B) For URL encoding and URL parameter encoding, I hope you will experiment more and try again. In my opinion, we only need to encode the URL parameter values in the true sense, similar to the first-level URL in [href] [src] [replace, we mainly perform a legality check on the URL. As for why, we can't understand it at half past one. If you do the experiment yourself, the effect will be better.
C. You can repeat the code, as long as the encoding environment does not judge the error, it is okay to repeat the number of times.
D. the principles of XSS related to web applications that use complex front-end UIS Based on JSON data are completely consistent, but the difficulty of developers' judgment is increased because the syntax environment cannot be clear at a glance, however, after figuring out the principle, you are done right. After you fix the XSS problem, you will not encounter many bugs or incomplete fix problems.

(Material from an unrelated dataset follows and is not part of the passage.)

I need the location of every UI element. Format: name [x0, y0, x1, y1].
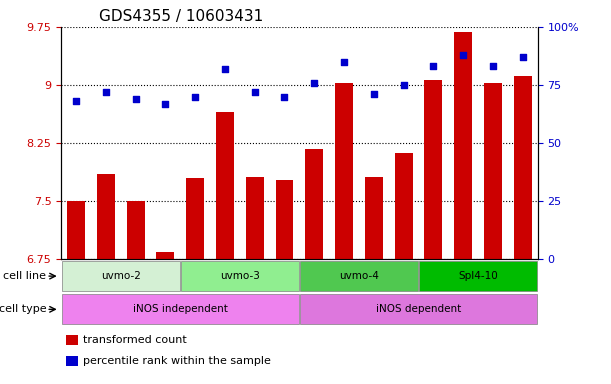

The XSS issue has come to an end. I believe that with this series of outlines, although you may not be able to use it flexibly, at least you have a clear route to go.
Also reference the sentence:
The relationship between "Knowledge" and "knowledge application" is similar to that between Cowherd and actress Weaver. The relationship between the two seems to be close, but it is actually far from each other!